Shakespeare’s morally ambiguous comedy All’s Well That Ends Well has left more than a few experts scratching their heads.
One of the English playwright’s so-called “problem plays,” it often asks more questions than it answers and audiences unfamiliar with its various dilemmas and conundrums can be forgiven for being a little confused.
How exactly does Helen’s remedy – borrowed from her late father, a renowned physician – heal the deathly-ill King of France (Ben Carlson)?
And what does she see in Bertram, exactly? The high-born son of Helen’s guardian, the Countess of Rossillion (Seana McKenna), harshly rejects her simply for being “a poor physician’s daughter” before chasing personal glory – among other things – in another country.
Helen (Jessica B. Hill) is provoked but her solution, the play’s notorious bed trick, is also ethically difficult to justify, something modern audiences will need to grapple with. Helen wins Bertram’s heart, but does the play truly end well, given the disappointment?
A companion piece to Richard III during the Stratford Festival’s first season in 1953, All’s Well That Ends Well has been given a similar role at the new Tom Patterson theater in 2022. Under the direction of Scott Wentworth, the production that opened Friday, however, offers its own twist on the modern adaptation Tyrone Guthrie presented nearly 70 years ago.
Set in the early 20th century, Wentworth drapes All’s Well That Ends Well in a backdrop that recalls the First World War. Shakespeare’s plot remains unchanged – Bertram (Jordin Hall) and his cowardly follower, Parolles (Rylan Wilkie), flee to Italy in support of the Duke of Florence – but the creative aesthetic is a refreshing touch highlighted in particular by Inez Khan’s wardrobe.
The military uniforms given by the soldiers are especially striking. A tableau in the play focused on Bertram, gleaming sword in hand surrounded by his comrades, is a beautiful visual that also benefits the controversial character’s complex arc.
In the end, of course, it’s the players that must do the heavy lifting in a script filled with flawed characters. A line by the First Lord Dumaine (Michael Blake) summarizes the challenge and an important theme: “The web of our life is of a mingled yarn, good and ill together.”
Hill and Hall, both graduates of the Festival’s Birmingham Conservatory, are successful here. Although the leads don’t actually share many scenes together, their early chemistry in a sympathetic moment creates an important foundation for their relationship, offering hope that the love and forgiveness they share later are genuine despite his crude protestations and her lamentable trickery.
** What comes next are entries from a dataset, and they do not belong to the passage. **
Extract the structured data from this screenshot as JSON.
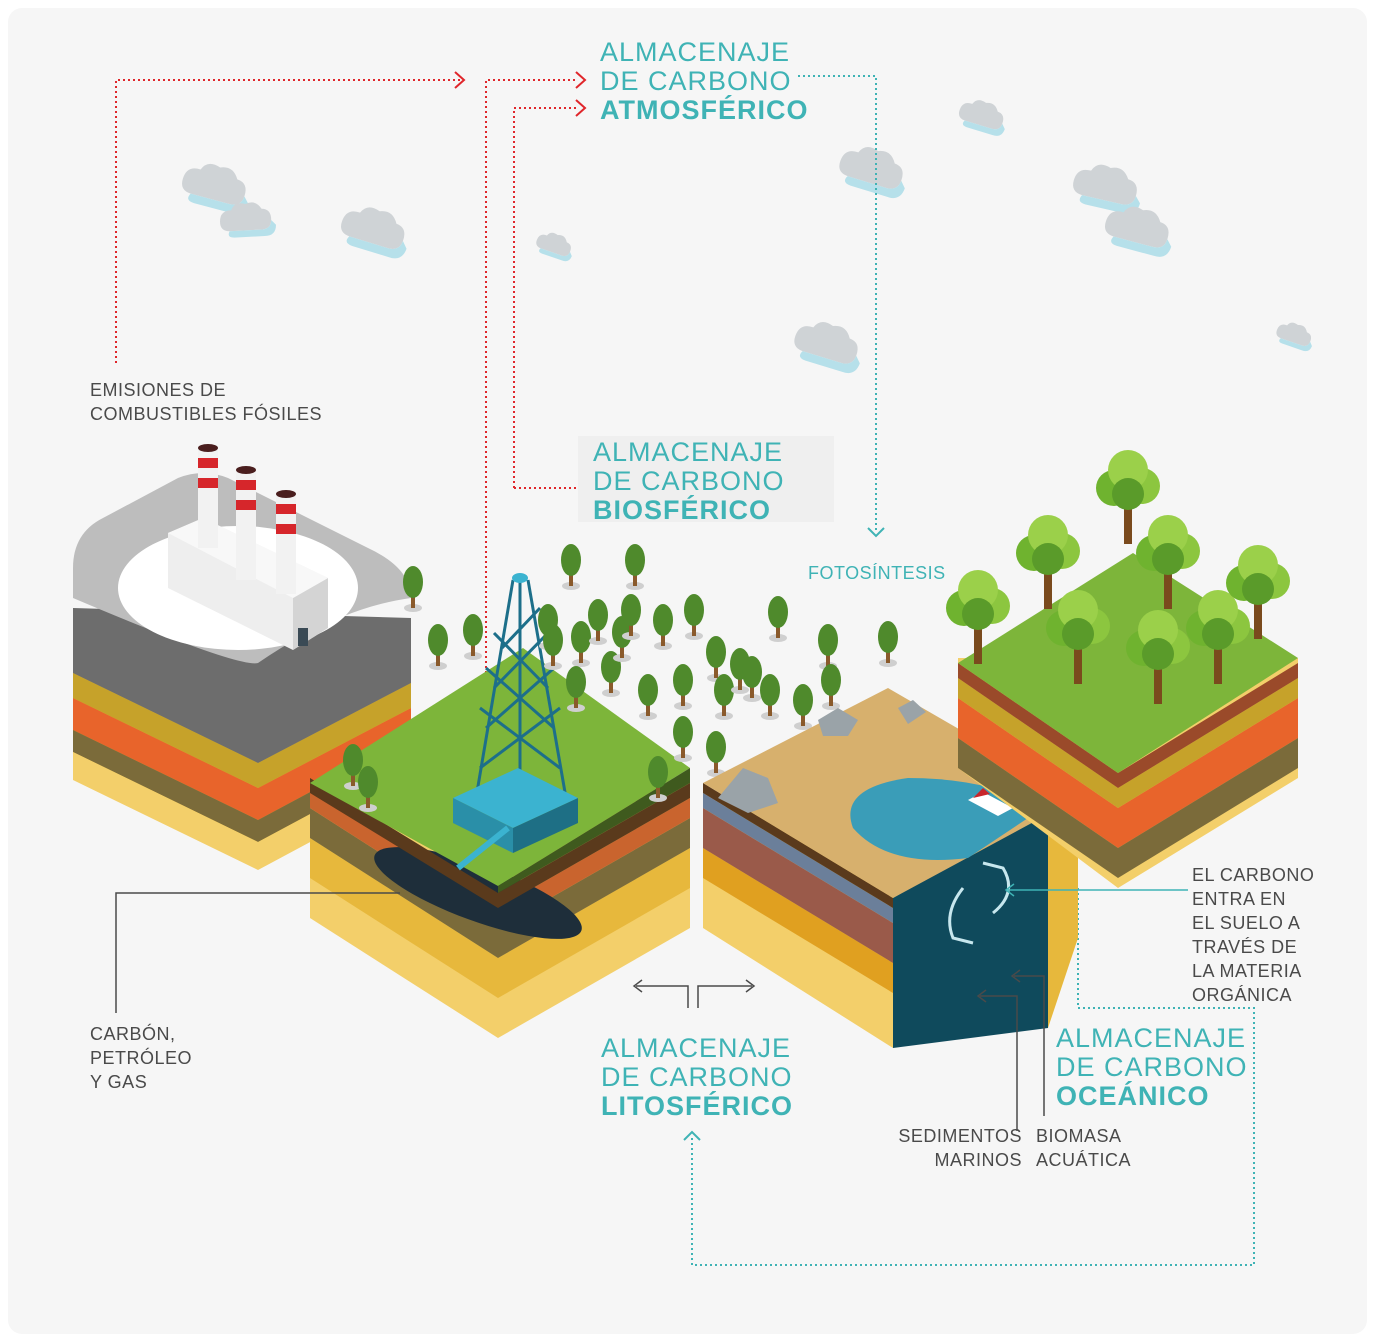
{
  "stores": {
    "atmospheric": {
      "line1": "ALMACENAJE",
      "line2": "DE CARBONO",
      "line3": "ATMOSFÉRICO"
    },
    "biospheric": {
      "line1": "ALMACENAJE",
      "line2": "DE CARBONO",
      "line3": "BIOSFÉRICO"
    },
    "lithospheric": {
      "line1": "ALMACENAJE",
      "line2": "DE CARBONO",
      "line3": "LITOSFÉRICO"
    },
    "oceanic": {
      "line1": "ALMACENAJE",
      "line2": "DE CARBONO",
      "line3": "OCEÁNICO"
    }
  },
  "labels": {
    "emissions": {
      "line1": "EMISIONES DE",
      "line2": "COMBUSTIBLES FÓSILES"
    },
    "photosynthesis": "FOTOSÍNTESIS",
    "fossil": {
      "line1": "CARBÓN,",
      "line2": "PETRÓLEO",
      "line3": "Y GAS"
    },
    "soil": {
      "line1": "EL CARBONO",
      "line2": "ENTRA EN",
      "line3": "EL SUELO A",
      "line4": "TRAVÉS DE",
      "line5": "LA MATERIA",
      "line6": "ORGÁNICA"
    },
    "sediments": {
      "line1": "SEDIMENTOS",
      "line2": "MARINOS"
    },
    "biomass": {
      "line1": "BIOMASA",
      "line2": "ACUÁTICA"
    }
  },
  "colors": {
    "accent": "#3fb3b5",
    "emission_arrow": "#e0262b",
    "text": "#4a4a4a",
    "grass": "#7db53a",
    "sea": "#0f4a5c"
  }
}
McKenna and Carlson, meanwhile, are equally effective as parental figures, doling out both encouragement and admonishment, reminding the audience Bertram and Helena are both still coming of age. The Countess says:
“Even so it was with me when I was young,
If we are nature’s, these are ours. This thorn
Doth to our rose of youth rightly belong.”
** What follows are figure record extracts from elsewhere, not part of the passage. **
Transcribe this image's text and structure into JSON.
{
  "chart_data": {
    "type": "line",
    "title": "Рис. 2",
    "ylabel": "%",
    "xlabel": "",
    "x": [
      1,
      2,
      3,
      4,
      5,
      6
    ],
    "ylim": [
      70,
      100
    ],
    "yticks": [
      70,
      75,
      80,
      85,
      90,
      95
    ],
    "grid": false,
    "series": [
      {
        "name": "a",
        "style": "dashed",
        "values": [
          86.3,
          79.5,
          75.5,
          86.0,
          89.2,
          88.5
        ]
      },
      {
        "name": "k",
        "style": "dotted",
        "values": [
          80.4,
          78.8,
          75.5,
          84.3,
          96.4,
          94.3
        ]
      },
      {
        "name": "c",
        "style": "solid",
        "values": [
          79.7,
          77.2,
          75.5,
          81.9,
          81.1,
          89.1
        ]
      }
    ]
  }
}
Although the play is heavy on moral philosophy, All’s Well That Ends Well is still a comedy and, in this case, a comedy featuring Andre Sills.
Sills plays Lavatch – a sexton, the caretaker of a church, in Wentworth’s interpretation – and draws some of the production’s heartiest laughs. The character can sometimes be overlooked but it’s impossible to miss Sills, a master at drawing out Shakespeare’s humor who squeezes every ounce out of his time on stage. His comedic timing is perfectly suited for the play’s clever puns and innuendos.
Wilkie and Wayne Best, as Lafew, the snarky old lord in the court of France, are also hilarious. Parolles’ fall from grace is perhaps the steepest in the play and Wilkie makes it easy to root for his character’s demise. Best, meanwhile, expertly reigns in our collective schadenfreude in another of the play’s crucial moments of hope and redemption.
Final opinions about the moral quandaries in All’s Well That Ends Well will vary, but Wentworth and his cast have made sure untangling Shakespeare’s mingled yarn is an enjoyable experience.